Little bettong

Scientific classification
- Kingdom: Animalia
- Phylum: Chordata
- Class: Mammalia
- Infraclass: Marsupialia
- Order: Diprotodontia
- Family: Potoroidae
- Genus: Bettongia
- Species: †B. haoucharae
- Binomial name: †Bettongia haoucharae Newman-Martin, Travouillon, & Warburton, 2025

= Little bettong =

- Authority: Newman-Martin, Travouillon, & Warburton, 2025

Extinct species of marsupial

The little bettong (Bettongia haoucharae) is an extinct potoroid marsupial from southern and central Australia.
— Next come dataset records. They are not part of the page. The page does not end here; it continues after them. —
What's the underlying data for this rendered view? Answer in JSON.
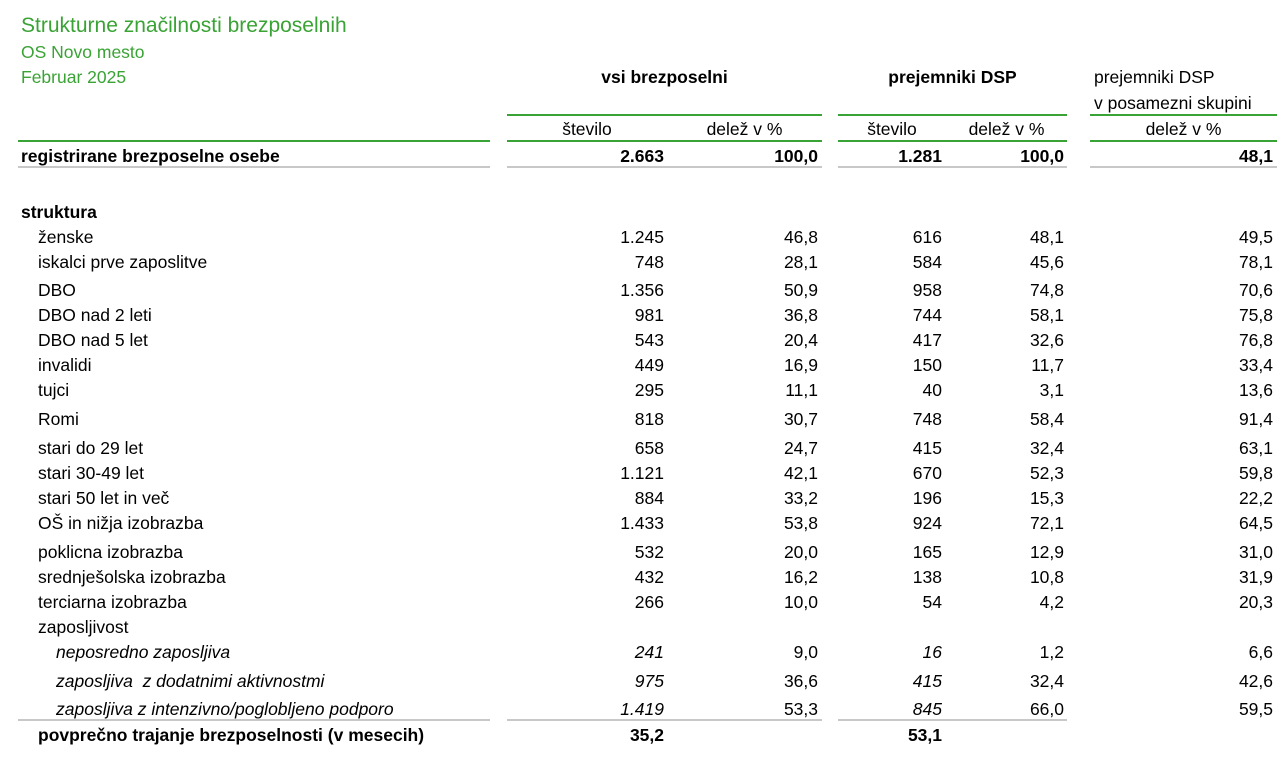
{
  "header": {
    "title": "Strukturne značilnosti brezposelnih",
    "office": "OS Novo mesto",
    "period": "Februar 2025",
    "group_all": "vsi brezposelni",
    "group_dsp": "prejemniki DSP",
    "group_share_line1": "prejemniki DSP",
    "group_share_line2": "v posamezni skupini",
    "col_number_all": "število",
    "col_share_all": "delež v %",
    "col_number_dsp": "število",
    "col_share_dsp": "delež v %",
    "col_share_group": "delež v %"
  },
  "total": {
    "label": "registrirane brezposelne osebe",
    "all_n": "2.663",
    "all_pct": "100,0",
    "dsp_n": "1.281",
    "dsp_pct": "100,0",
    "grp_pct": "48,1"
  },
  "section_label": "struktura",
  "rows": [
    {
      "label": "ženske",
      "all_n": "1.245",
      "all_pct": "46,8",
      "dsp_n": "616",
      "dsp_pct": "48,1",
      "grp_pct": "49,5"
    },
    {
      "label": "iskalci prve zaposlitve",
      "all_n": "748",
      "all_pct": "28,1",
      "dsp_n": "584",
      "dsp_pct": "45,6",
      "grp_pct": "78,1"
    },
    {
      "label": "DBO",
      "all_n": "1.356",
      "all_pct": "50,9",
      "dsp_n": "958",
      "dsp_pct": "74,8",
      "grp_pct": "70,6"
    },
    {
      "label": "DBO nad 2 leti",
      "all_n": "981",
      "all_pct": "36,8",
      "dsp_n": "744",
      "dsp_pct": "58,1",
      "grp_pct": "75,8"
    },
    {
      "label": "DBO nad 5 let",
      "all_n": "543",
      "all_pct": "20,4",
      "dsp_n": "417",
      "dsp_pct": "32,6",
      "grp_pct": "76,8"
    },
    {
      "label": "invalidi",
      "all_n": "449",
      "all_pct": "16,9",
      "dsp_n": "150",
      "dsp_pct": "11,7",
      "grp_pct": "33,4"
    },
    {
      "label": "tujci",
      "all_n": "295",
      "all_pct": "11,1",
      "dsp_n": "40",
      "dsp_pct": "3,1",
      "grp_pct": "13,6"
    },
    {
      "label": "Romi",
      "all_n": "818",
      "all_pct": "30,7",
      "dsp_n": "748",
      "dsp_pct": "58,4",
      "grp_pct": "91,4"
    },
    {
      "label": "stari do 29 let",
      "all_n": "658",
      "all_pct": "24,7",
      "dsp_n": "415",
      "dsp_pct": "32,4",
      "grp_pct": "63,1"
    },
    {
      "label": "stari 30-49 let",
      "all_n": "1.121",
      "all_pct": "42,1",
      "dsp_n": "670",
      "dsp_pct": "52,3",
      "grp_pct": "59,8"
    },
    {
      "label": "stari 50 let in več",
      "all_n": "884",
      "all_pct": "33,2",
      "dsp_n": "196",
      "dsp_pct": "15,3",
      "grp_pct": "22,2"
    },
    {
      "label": "OŠ in nižja izobrazba",
      "all_n": "1.433",
      "all_pct": "53,8",
      "dsp_n": "924",
      "dsp_pct": "72,1",
      "grp_pct": "64,5"
    },
    {
      "label": "poklicna izobrazba",
      "all_n": "532",
      "all_pct": "20,0",
      "dsp_n": "165",
      "dsp_pct": "12,9",
      "grp_pct": "31,0"
    },
    {
      "label": "srednješolska izobrazba",
      "all_n": "432",
      "all_pct": "16,2",
      "dsp_n": "138",
      "dsp_pct": "10,8",
      "grp_pct": "31,9"
    },
    {
      "label": "terciarna izobrazba",
      "all_n": "266",
      "all_pct": "10,0",
      "dsp_n": "54",
      "dsp_pct": "4,2",
      "grp_pct": "20,3"
    }
  ],
  "employability_label": "zaposljivost",
  "employability_rows": [
    {
      "label": "neposredno zaposljiva",
      "all_n": "241",
      "all_pct": "9,0",
      "dsp_n": "16",
      "dsp_pct": "1,2",
      "grp_pct": "6,6"
    },
    {
      "label": "zaposljiva  z dodatnimi aktivnostmi",
      "all_n": "975",
      "all_pct": "36,6",
      "dsp_n": "415",
      "dsp_pct": "32,4",
      "grp_pct": "42,6"
    },
    {
      "label": "zaposljiva z intenzivno/poglobljeno podporo",
      "all_n": "1.419",
      "all_pct": "53,3",
      "dsp_n": "845",
      "dsp_pct": "66,0",
      "grp_pct": "59,5"
    }
  ],
  "duration": {
    "label": "povprečno trajanje brezposelnosti (v mesecih)",
    "all_n": "35,2",
    "dsp_n": "53,1"
  },
  "colors": {
    "accent": "#3aa335",
    "separator": "#c8c8c8"
  }
}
The species is only known from subfossil and mummified remains found throughout the Nullarbor Plain's and Great Victoria Desert. Specific epithet "haoucharae" is to honour Dalal Haouchar, whose work on bettongs revealed genetic differences in samples taken from Nullarbor subfossils.

== Extinction ==
It is unknown what caused the extinction of the little bettong, but based on the timing of its extinction and the decline of similar potoroid species, it is believed to be predation by cats and foxes. The species has never been collected alive by western science, but was known by Aboriginal peoples to have occurred in central Australia until 1960, however these reports could also represent the desert bettong (Bettongia anhydra). The last reports of the little bettong by residents on the Nullarbor occurred during the late 1930s.